30 people? I remember a time when a certain fruit company would enter a field, literally hire all 30 of those guys, and put them behind closed doors. Then in 2 years they'd dominate the field for the next decade.

Are these guys turning down offers? Or is the fruit company that poorly managed now?

4 comments

The fruit company (and really all of AFGAM and much of the rest of the industry) is biased toward hiring recent grads or folks who have a clear record of steadily increasing responsibility, which disadvantages those who have followed a more... eclectic path, as well as those who have had major dislocations of some sort derail their career.

And almost by definition, "those 30 guys" building and maintaining a library with their volunteer labor in some "field" (that didn't exist as such until relatively recently) mostly won't have standard-looking career paths.

Sometimes there is a critical mass of those folks concentrated in a company, prompting an acquihire.

They seem more likely than others -- see the recent Homebrew author grousing about getting rejected by Google, only to land at Apple, for instance.
He left apple. He didn't fit in. There's an interview about it on a podcast
link please!
Podcast is called The Changelog, the episode is abiut the guy who runs Homebrew project
There isn't much money in writing libraries like NumPy. Why would a company hire a bunch of expensive devs to write some software to compete with Matlab? The market just isn't big enough to justify the cost.
Google hires devs to develop similar libraries... to power their machine learning efforts. There is tons of numerical work in finance, too. I don't think the money is to be made by selling copies of a Matlab-like piece of software, but in the application of the tools.
This is spot on. There are plenty of jobs applying open source technologies, but far fewer building those libraries themselves.

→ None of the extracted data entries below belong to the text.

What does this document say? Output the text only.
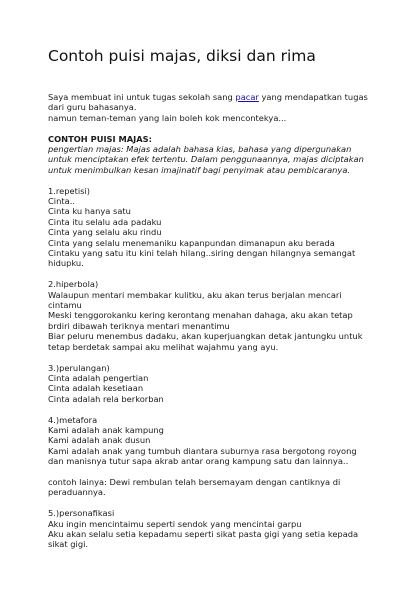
Contoh puisi majas, diksi dan rima

Saya membuat ini untuk tugas sekolah sang pacar yang mendapatkan tugas dari guru bahasanya.

namun teman-teman yang lain boleh kok mencontekya...

CONTOH PUISI MAJAS:

pengertian majas: Majas adalah bahasa kias, bahasa yang dipergunakan untuk menciptakan efek tertentu. Dalam penggunaannya, majas diciptakan untuk menimbulkan kesan imajinatif bagi penyimak atau pembicaranya.

1.repetisi)

Cinta..

Cinta ku hanya satu

Cinta itu selalu ada padaku

Cinta yang selalu aku rindu

Cinta yang selalu menemaniku kapanpundan dimanapun aku berada

Cintaku yang satu itu kini telah hilang..siring dengan hilangnya semangat hidupku.

2.hiperbola)

Walaupun mentari membakar kulitku, aku akan terus berjalan mencari cintamu

Meski tenggorokanku kering kerontang menahan dahaga, aku akan tetap brdiri dibawah teriknya mentari menantimu

Biar peluru menembus dadaku, akan kuperjuangkan detak jantungku untuk tetap berdetak sampai aku melihat wajahmu yang ayu.

3.)perulangan)

Cinta adalah pengertian

Cinta adalah kesetiaan

Cinta adalah rela berkorban

4.)metafora

Kami adalah anak kampung

Kami adalah anak dusun

Kami adalah anak yang tumbuh diantara suburnya rasa bergotong royong dan manisnya tutur sapa akrab antar orang kampung satu dan lainnya..

contoh lainya: Dewi rembulan telah bersemayam dengan cantiknya di peraduannya.

5.)personafikasi

Aku ingin mencintaimu seperti sendok yang mencintai garpu

Aku akan selalu setia kepadamu seperti sikat pasta gigi yang setia kepada sikat gigi.
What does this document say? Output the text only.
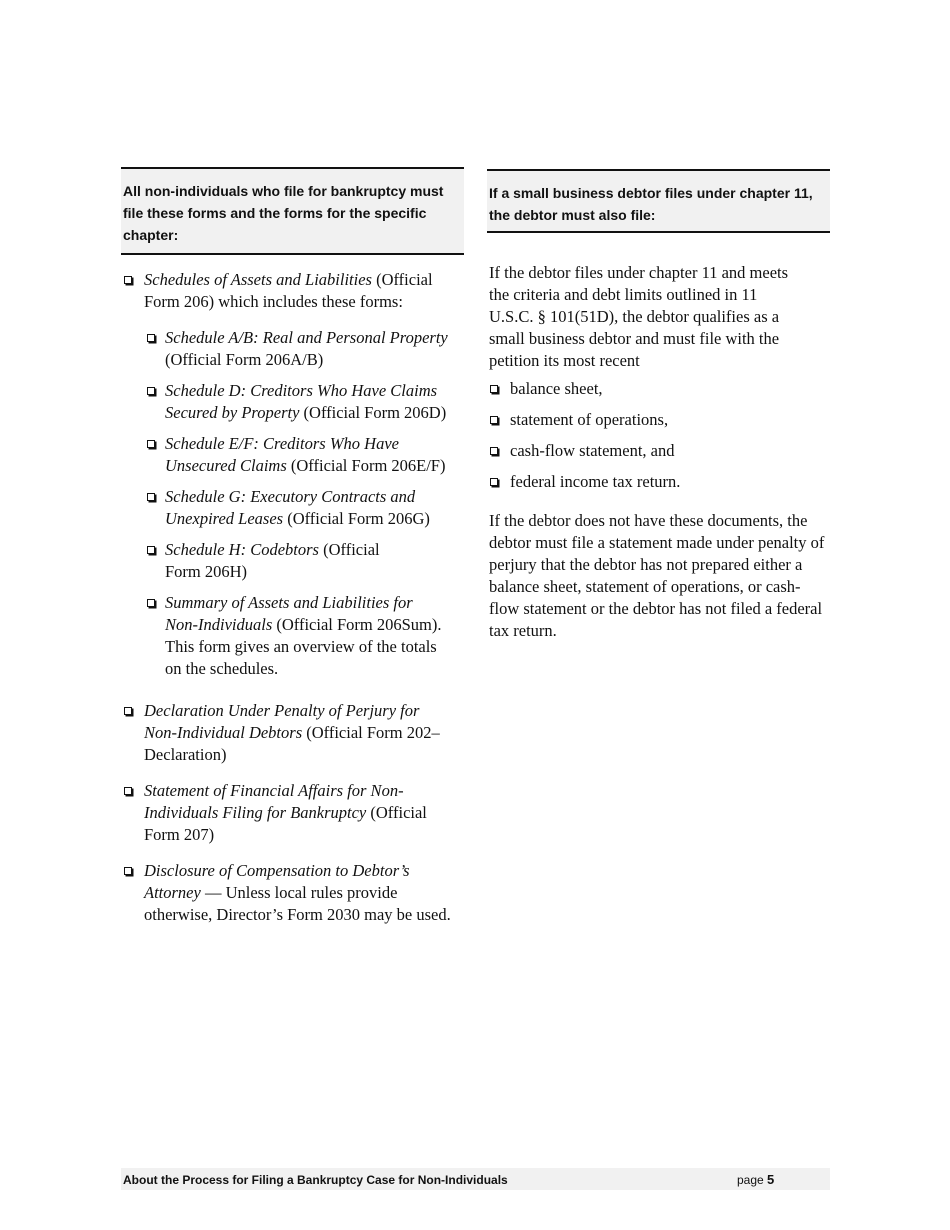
All non-individuals who file for bankruptcy must file these forms and the forms for the specific chapter:
Schedules of Assets and Liabilities (Official Form 206) which includes these forms:
Schedule A/B: Real and Personal Property (Official Form 206A/B)
Schedule D: Creditors Who Have Claims Secured by Property (Official Form 206D)
Schedule E/F: Creditors Who Have Unsecured Claims (Official Form 206E/F)
Schedule G: Executory Contracts and Unexpired Leases (Official Form 206G)
Schedule H: Codebtors (Official Form 206H)
Summary of Assets and Liabilities for Non-Individuals (Official Form 206Sum). This form gives an overview of the totals on the schedules.
Declaration Under Penalty of Perjury for Non-Individual Debtors (Official Form 202–Declaration)
Statement of Financial Affairs for Non-Individuals Filing for Bankruptcy (Official Form 207)
Disclosure of Compensation to Debtor’s Attorney — Unless local rules provide otherwise, Director’s Form 2030 may be used.
If a small business debtor files under chapter 11, the debtor must also file:

If the debtor files under chapter 11 and meets the criteria and debt limits outlined in 11 U.S.C. § 101(51D), the debtor qualifies as a small business debtor and must file with the petition its most recent

balance sheet,
statement of operations,
cash-flow statement, and
federal income tax return.

If the debtor does not have these documents, the debtor must file a statement made under penalty of perjury that the debtor has not prepared either a balance sheet, statement of operations, or cash-flow statement or the debtor has not filed a federal tax return.

About the Process for Filing a Bankruptcy Case for Non-Individuals	page 5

(I'm NumPy dev who works at Google on machine learning.)

Really? This is somewhat surprising to me. How has Grumpy impacted your work / numerical computing in Python at Google?
I haven't used Grumpy at all, and unless it starts supporting C extension modules like NumPy I doubt I ever will. Google's numerical computing / machine learning stack (e.g., TensorFlow) is based on Python/C++.
But you have to run through their interview gauntlet.
Even if you get head hunted?
Ken Thompson didn't (still doesn't ?) have commit access because he hasn't been vetted by Google as a competent C programmer. I don't think Google is going to relax its hiring policies no matter who you are.
And their decimation.
It's not about money. Apple has $200B just sitting in a bank doing nothing. It's about supply and owning the entire market. What happens when the entire market stagnates because those devs are writing great stuff for Apple exclusively?

Apple also used to buy the entire world supply of sapphire for phones and the entire world supply of flash memory for music players. Literally, nobody else could compete, because Apple contracted it in bulk, first.

Those days seem long gone now. Today Apple takes 5 years to update their Pro desktop, while at the same time, making fun of people for using 5 year old computers.

I wonder too -- Apple should be hiring _somebody_ to build a modern nd-array for swift -- and evolve playgrounds into the ultimate scientific computing environment.

The tools for scientific computing are amazingly scattered - seems like a big company with a modern platform strategy could make a huge impact ...

I don't know who you're talking about, but Orange Micro went out of business in 2004. ( https://en.wikipedia.org/wiki/Orange_Micro )
Not sure if you're being sarcastic, but he means Apple.
It was more an attempt at light humor than sarcasm. :-)

(Not to mention I thought it was hard to imagine anybody around here being unaware of the most capitalized company in the world. Aside from maybe Saudi Aramco.)

I think he knows. Mike has a 5 digit /. ID :)
Heh... I knew my Slashdot ID was pretty low (~32K), but had no idea I'd been around here that long. Now I feel old. :-)

Speaking of old, I used Reddit as my main news source for a while, and I remember /r/programming having a post celebrating 65,536 users. Now it's over 10 times that, and there are more than three subreddits.